Research & Papers

A Hypergraph-Based Framework for Exploratory Business Intelligence

New system achieves up to 230x speedup on LDBC datasets with only 0.27% average error rate.

Deep Dive

A research team including Yunkai Lou, Shunyang Li, and four others has introduced ExBI, a groundbreaking framework that reimagines exploratory business intelligence (BI) using hypergraphs. Traditional BI systems struggle with the iterative, multi-round exploration paradigm of modern analytics, burdened by static schemas, high computational costs, and heavy reliance on expert knowledge. ExBI addresses these limitations by implementing a hypergraph data model with three core operators—Source, Join, and View—which enable dynamic schema evolution and intelligent reuse of materialized views. This architectural shift allows the system to adapt to evolving analytical questions without manual schema redesign.

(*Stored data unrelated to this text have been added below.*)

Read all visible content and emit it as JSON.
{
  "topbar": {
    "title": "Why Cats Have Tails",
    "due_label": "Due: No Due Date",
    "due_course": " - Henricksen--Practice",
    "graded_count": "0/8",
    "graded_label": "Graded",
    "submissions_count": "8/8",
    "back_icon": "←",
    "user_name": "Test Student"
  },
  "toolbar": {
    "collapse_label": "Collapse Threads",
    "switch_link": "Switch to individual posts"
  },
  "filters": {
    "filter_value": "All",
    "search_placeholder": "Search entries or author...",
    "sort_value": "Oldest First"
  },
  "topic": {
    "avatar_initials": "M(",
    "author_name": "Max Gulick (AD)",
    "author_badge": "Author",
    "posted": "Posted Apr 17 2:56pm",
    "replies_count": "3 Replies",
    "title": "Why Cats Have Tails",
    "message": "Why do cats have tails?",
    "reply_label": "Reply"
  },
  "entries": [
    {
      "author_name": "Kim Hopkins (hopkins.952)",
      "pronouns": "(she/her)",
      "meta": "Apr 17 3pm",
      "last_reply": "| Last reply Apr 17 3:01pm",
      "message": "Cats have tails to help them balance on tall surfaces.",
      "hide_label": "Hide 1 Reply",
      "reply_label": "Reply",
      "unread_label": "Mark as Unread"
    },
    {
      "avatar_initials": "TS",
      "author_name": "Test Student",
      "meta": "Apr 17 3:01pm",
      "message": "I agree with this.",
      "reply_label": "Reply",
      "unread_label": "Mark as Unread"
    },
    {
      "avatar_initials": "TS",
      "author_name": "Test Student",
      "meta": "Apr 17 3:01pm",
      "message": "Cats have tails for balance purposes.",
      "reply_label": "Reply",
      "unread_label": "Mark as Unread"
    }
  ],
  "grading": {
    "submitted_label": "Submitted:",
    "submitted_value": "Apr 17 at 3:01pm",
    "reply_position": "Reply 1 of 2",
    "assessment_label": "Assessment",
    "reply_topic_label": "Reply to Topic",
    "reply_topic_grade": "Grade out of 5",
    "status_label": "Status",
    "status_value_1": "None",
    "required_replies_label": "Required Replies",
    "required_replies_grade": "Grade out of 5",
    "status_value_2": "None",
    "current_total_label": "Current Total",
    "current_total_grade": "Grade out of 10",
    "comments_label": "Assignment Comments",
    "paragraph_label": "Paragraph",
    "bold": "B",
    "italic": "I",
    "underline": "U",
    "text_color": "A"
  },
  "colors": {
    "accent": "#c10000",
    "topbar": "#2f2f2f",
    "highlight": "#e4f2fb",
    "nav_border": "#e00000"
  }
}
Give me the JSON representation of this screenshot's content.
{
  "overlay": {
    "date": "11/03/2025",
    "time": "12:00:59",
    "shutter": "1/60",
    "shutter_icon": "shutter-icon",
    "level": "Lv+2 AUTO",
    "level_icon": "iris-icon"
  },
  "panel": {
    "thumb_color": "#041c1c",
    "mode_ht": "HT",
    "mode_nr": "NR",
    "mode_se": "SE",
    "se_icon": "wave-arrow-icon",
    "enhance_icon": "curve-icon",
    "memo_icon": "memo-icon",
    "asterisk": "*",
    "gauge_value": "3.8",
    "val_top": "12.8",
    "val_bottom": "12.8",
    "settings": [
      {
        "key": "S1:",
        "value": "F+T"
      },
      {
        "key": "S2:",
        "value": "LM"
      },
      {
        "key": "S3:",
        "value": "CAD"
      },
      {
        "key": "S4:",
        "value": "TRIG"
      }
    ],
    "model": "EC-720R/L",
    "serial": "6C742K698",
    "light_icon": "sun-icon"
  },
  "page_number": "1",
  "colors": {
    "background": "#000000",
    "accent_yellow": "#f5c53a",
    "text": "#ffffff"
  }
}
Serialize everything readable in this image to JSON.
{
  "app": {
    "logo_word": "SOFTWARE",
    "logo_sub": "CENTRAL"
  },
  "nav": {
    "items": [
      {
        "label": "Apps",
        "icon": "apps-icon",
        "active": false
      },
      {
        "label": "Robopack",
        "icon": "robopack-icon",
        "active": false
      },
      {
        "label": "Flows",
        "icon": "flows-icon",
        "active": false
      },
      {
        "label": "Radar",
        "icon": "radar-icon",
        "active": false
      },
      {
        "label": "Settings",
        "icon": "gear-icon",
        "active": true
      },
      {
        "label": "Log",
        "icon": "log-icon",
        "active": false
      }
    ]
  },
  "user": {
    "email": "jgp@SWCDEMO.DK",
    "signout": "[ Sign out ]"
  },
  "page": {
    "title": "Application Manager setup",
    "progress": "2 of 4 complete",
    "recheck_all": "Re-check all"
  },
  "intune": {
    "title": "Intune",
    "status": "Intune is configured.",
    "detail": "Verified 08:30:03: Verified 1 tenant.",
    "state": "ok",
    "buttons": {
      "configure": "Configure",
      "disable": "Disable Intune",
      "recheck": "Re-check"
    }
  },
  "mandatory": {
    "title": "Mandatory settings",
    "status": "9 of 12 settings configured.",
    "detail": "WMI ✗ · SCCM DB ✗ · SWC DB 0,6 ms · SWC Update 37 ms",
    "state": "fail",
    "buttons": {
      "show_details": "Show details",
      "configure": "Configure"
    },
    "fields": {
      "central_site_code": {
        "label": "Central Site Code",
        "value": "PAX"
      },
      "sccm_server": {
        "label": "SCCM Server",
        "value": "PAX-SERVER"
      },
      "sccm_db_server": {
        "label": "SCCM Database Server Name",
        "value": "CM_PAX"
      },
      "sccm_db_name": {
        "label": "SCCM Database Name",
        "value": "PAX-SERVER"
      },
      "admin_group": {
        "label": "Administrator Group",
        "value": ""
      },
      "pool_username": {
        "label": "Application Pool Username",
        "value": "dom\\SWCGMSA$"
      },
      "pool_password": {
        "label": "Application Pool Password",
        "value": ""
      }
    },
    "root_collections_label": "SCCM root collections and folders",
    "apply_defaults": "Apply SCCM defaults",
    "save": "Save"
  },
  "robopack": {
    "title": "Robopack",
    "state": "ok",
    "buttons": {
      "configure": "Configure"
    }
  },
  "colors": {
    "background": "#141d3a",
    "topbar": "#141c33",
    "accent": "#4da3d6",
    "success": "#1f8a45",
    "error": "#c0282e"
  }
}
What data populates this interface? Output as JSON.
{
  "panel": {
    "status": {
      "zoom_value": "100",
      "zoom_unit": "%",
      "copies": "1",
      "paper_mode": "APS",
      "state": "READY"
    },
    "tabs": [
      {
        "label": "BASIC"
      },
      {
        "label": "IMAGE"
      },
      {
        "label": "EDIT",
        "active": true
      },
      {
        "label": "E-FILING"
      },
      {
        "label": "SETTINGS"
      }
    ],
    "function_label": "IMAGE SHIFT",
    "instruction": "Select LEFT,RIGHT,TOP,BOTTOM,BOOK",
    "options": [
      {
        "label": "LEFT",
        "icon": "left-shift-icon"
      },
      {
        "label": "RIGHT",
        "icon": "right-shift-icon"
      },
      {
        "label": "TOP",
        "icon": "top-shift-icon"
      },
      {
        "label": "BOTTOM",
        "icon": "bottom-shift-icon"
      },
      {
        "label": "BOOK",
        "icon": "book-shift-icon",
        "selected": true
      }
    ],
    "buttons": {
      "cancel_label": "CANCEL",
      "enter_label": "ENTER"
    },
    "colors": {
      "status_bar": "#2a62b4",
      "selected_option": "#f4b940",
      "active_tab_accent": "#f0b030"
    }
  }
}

The team's key innovation lies in its sampling-based algorithms, which provide provable estimation guarantees to tackle computational bottlenecks while maintaining analytical accuracy. In rigorous experiments using the industry-standard LDBC datasets, ExBI demonstrated staggering performance gains. It achieved an average speedup of 16.21x (with peaks up to 146.25x) compared to the graph database Neo4j and an average of 46.67x (peaking at 230.53x) faster than the relational database MySQL. Crucially, these speed improvements came with minimal accuracy trade-offs, maintaining an average error rate of just 0.27% for fundamental COUNT queries. This combination of speed and precision makes ExBI a compelling solution for data teams needing to perform rapid, large-scale exploratory analysis on complex, interconnected datasets.

Key Points
  • ExBI introduces a hypergraph data model with Source, Join, and View operators for dynamic schema evolution and view reuse.
  • Benchmarks show 16.21x average speedup vs. Neo4j and 46.67x vs. MySQL, with peaks over 230x faster on LDBC datasets.
  • Maintains high accuracy with only 0.27% average error for COUNT queries using sampling algorithms with provable guarantees.

Why It Matters

Enables data teams to perform rapid, large-scale exploratory analysis on complex datasets without being bottlenecked by computational costs or expert dependency.